Robert S. McNamara, Colin Powell
and "The Fog of War"
By Bernard Weiner, Co-Editor,
The Crisis Papers
January 27, 2004
Secretary of State Colin Powell should be required to view the new Errol Morris "Fog of War" film. You may have heard about it: a documentary interview with former Defense Secretary Robert S. McNamara, plus lots of historical film footage and dynamite audiotape recordings of Presidents Kennedy and Johnson talking frankly with McNamara and other advisors about Cuba and Vietnam.
In "Fog of War" -- which opened recently nationwide -- McNamara, in his mid-80s, speaks agonizingly of his moral culpability in World War II and later in Vietnam in the '60s and early-'70s.

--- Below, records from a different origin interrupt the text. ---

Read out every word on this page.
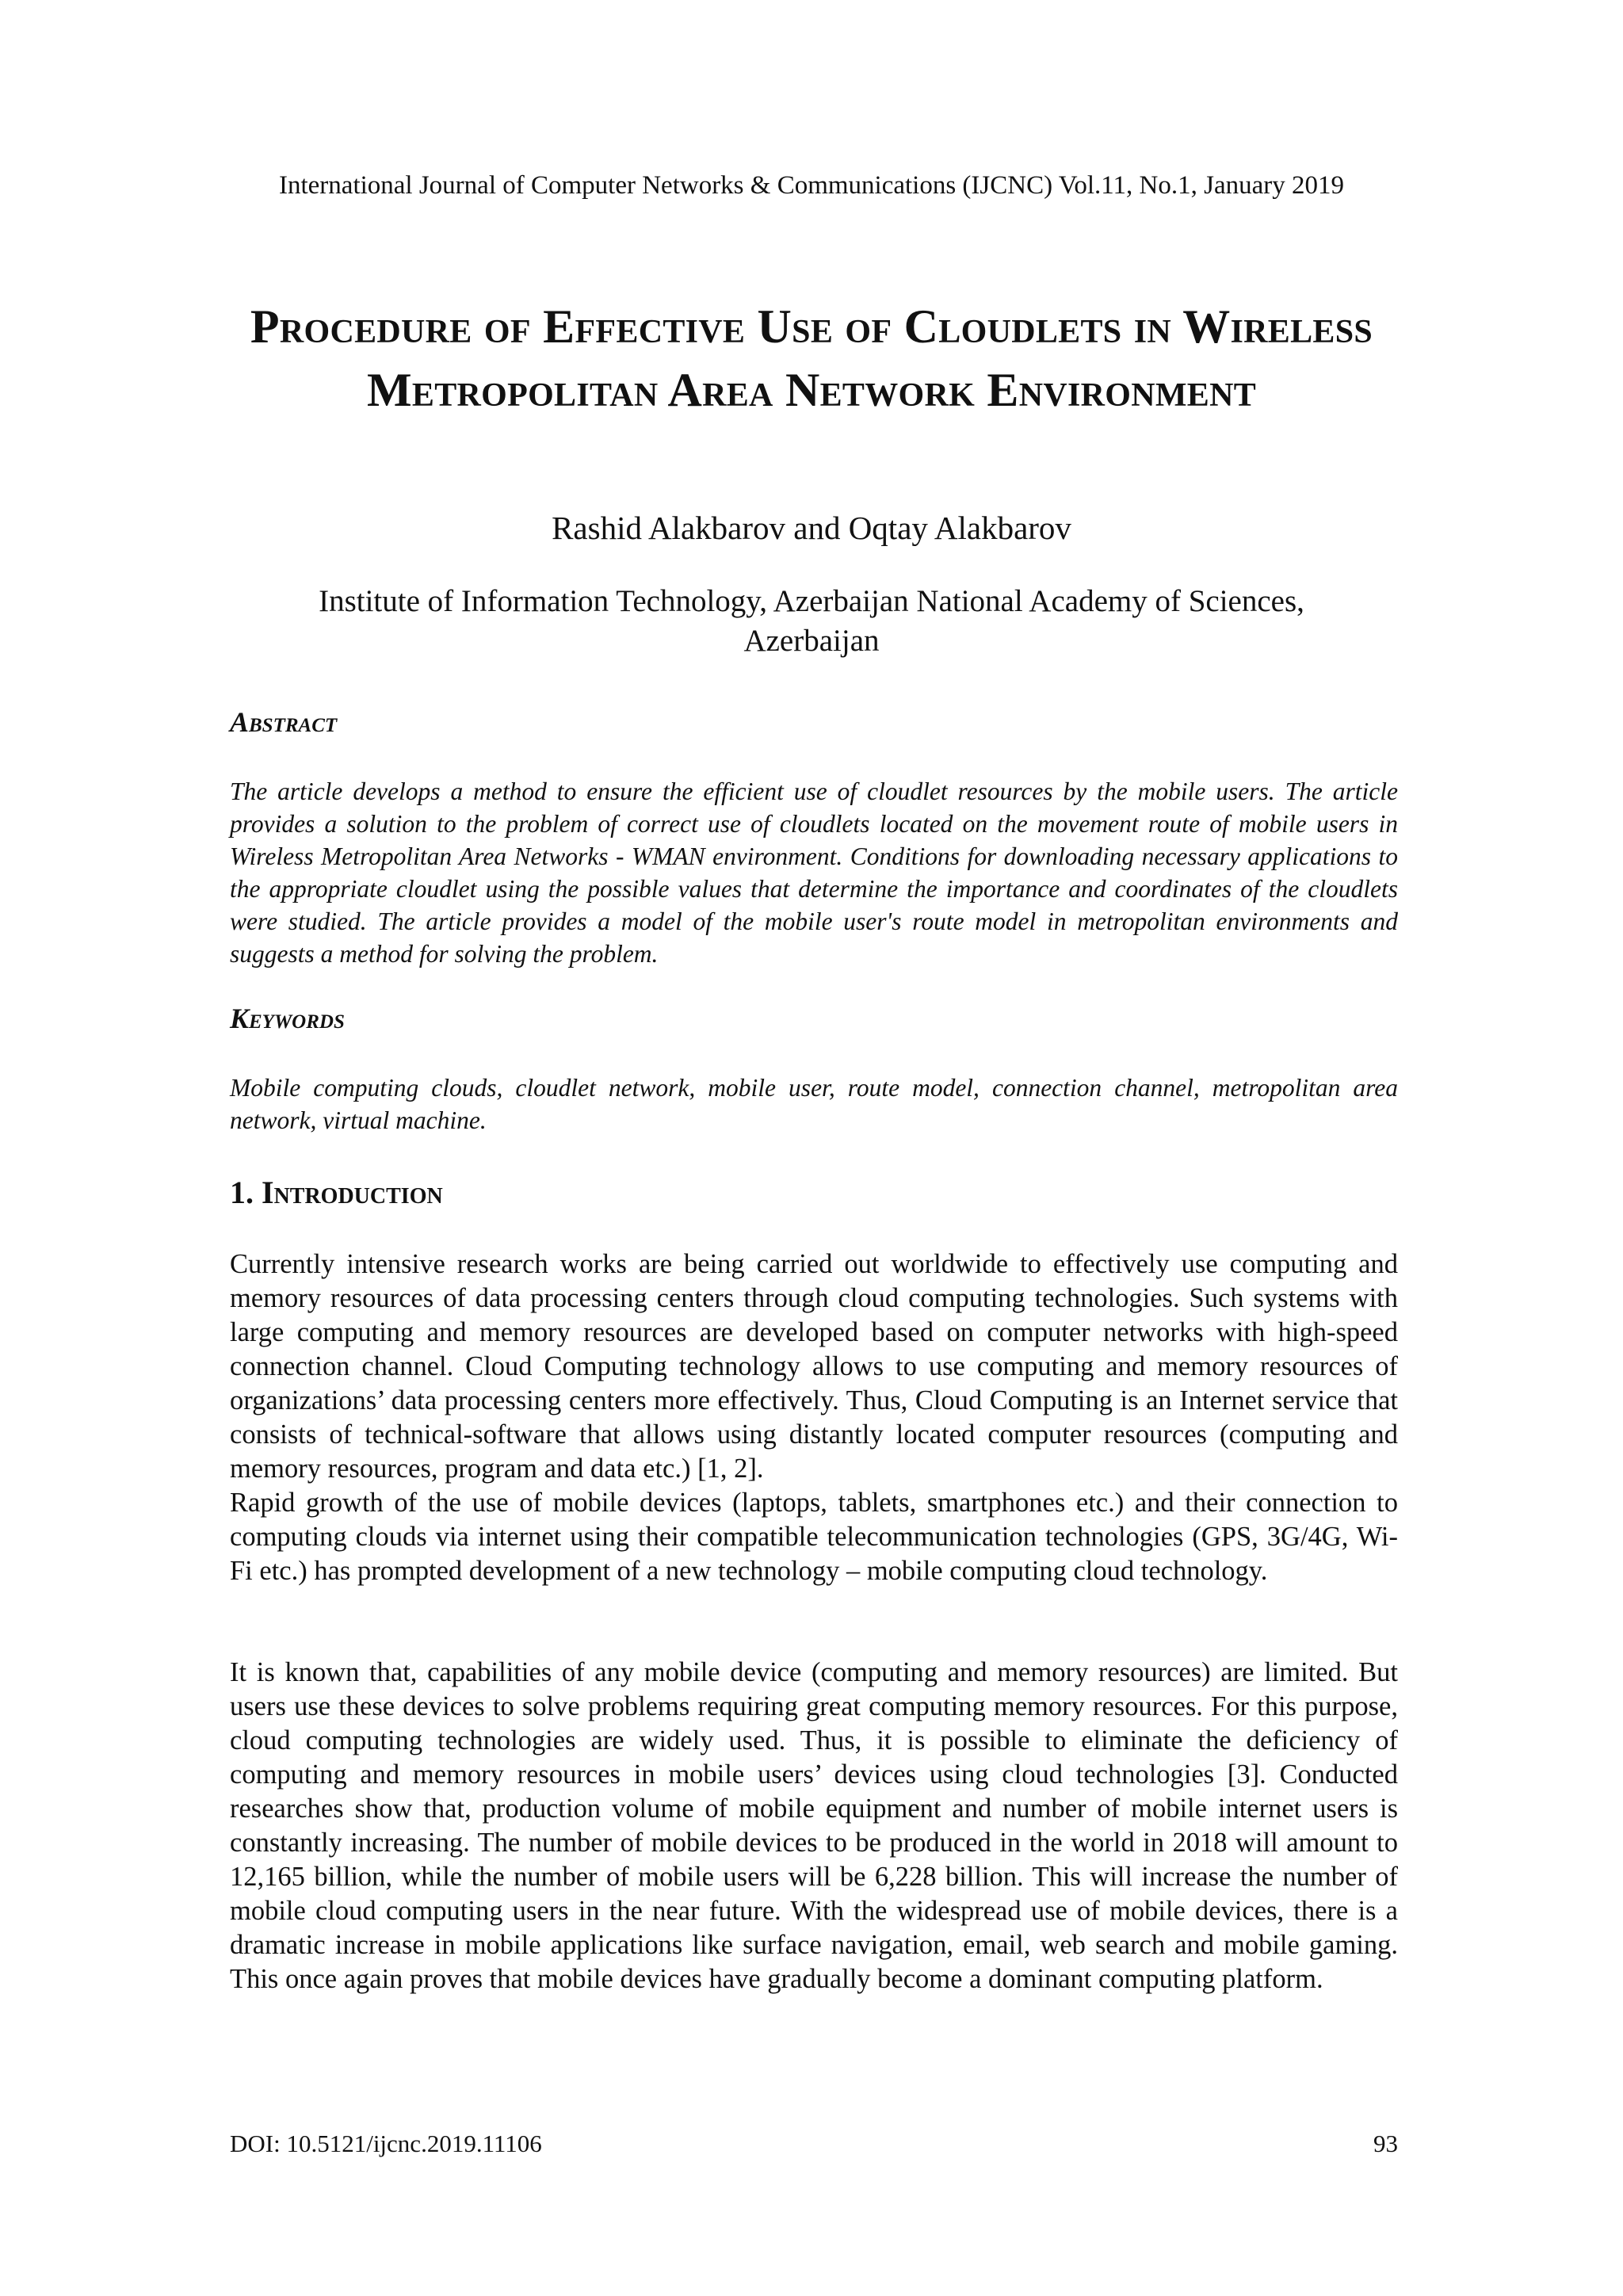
International Journal of Computer Networks & Communications (IJCNC) Vol.11, No.1, January 2019
Procedure of Effective Use of Cloudlets in Wireless Metropolitan Area Network Environment
Rashid Alakbarov and Oqtay Alakbarov
Institute of Information Technology, Azerbaijan National Academy of Sciences, Azerbaijan
Abstract
The article develops a method to ensure the efficient use of cloudlet resources by the mobile users. The article provides a solution to the problem of correct use of cloudlets located on the movement route of mobile users in Wireless Metropolitan Area Networks - WMAN environment. Conditions for downloading necessary applications to the appropriate cloudlet using the possible values that determine the importance and coordinates of the cloudlets were studied. The article provides a model of the mobile user's route model in metropolitan environments and suggests a method for solving the problem.
Keywords
Mobile computing clouds, cloudlet network, mobile user, route model, connection channel, metropolitan area network, virtual machine.
1. Introduction
Currently intensive research works are being carried out worldwide to effectively use computing and memory resources of data processing centers through cloud computing technologies. Such systems with large computing and memory resources are developed based on computer networks with high-speed connection channel. Cloud Computing technology allows to use computing and memory resources of organizations’ data processing centers more effectively. Thus, Cloud Computing is an Internet service that consists of technical-software that allows using distantly located computer resources (computing and memory resources, program and data etc.) [1, 2].
Rapid growth of the use of mobile devices (laptops, tablets, smartphones etc.) and their connection to computing clouds via internet using their compatible telecommunication technologies (GPS, 3G/4G, Wi-Fi etc.) has prompted development of a new technology – mobile computing cloud technology.
It is known that, capabilities of any mobile device (computing and memory resources) are limited. But users use these devices to solve problems requiring great computing memory resources. For this purpose, cloud computing technologies are widely used. Thus, it is possible to eliminate the deficiency of computing and memory resources in mobile users’ devices using cloud technologies [3]. Conducted researches show that, production volume of mobile equipment and number of mobile internet users is constantly increasing. The number of mobile devices to be produced in the world in 2018 will amount to 12,165 billion, while the number of mobile users will be 6,228 billion. This will increase the number of mobile cloud computing users in the near future. With the widespread use of mobile devices, there is a dramatic increase in mobile applications like surface navigation, email, web search and mobile gaming. This once again proves that mobile devices have gradually become a dominant computing platform.
DOI: 10.5121/ijcnc.2019.11106	93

McNamara saw himself as a loyal soldier, who told the truth to his boss, the President of the United States -- that the Vietnam war was unwinnable, that the best thing the U.S. could hope for was an endless stalemate -- but who was overruled. Rather than resign in protest, as a way of perhaps saving tens of thousands of American (and many hundreds of thousands of Vietnamese civilian) lives, he stayed on as a technocrat, positively spinning the war news while leading a disastrous campaign he knew made no sense. His soul was forever tarnished.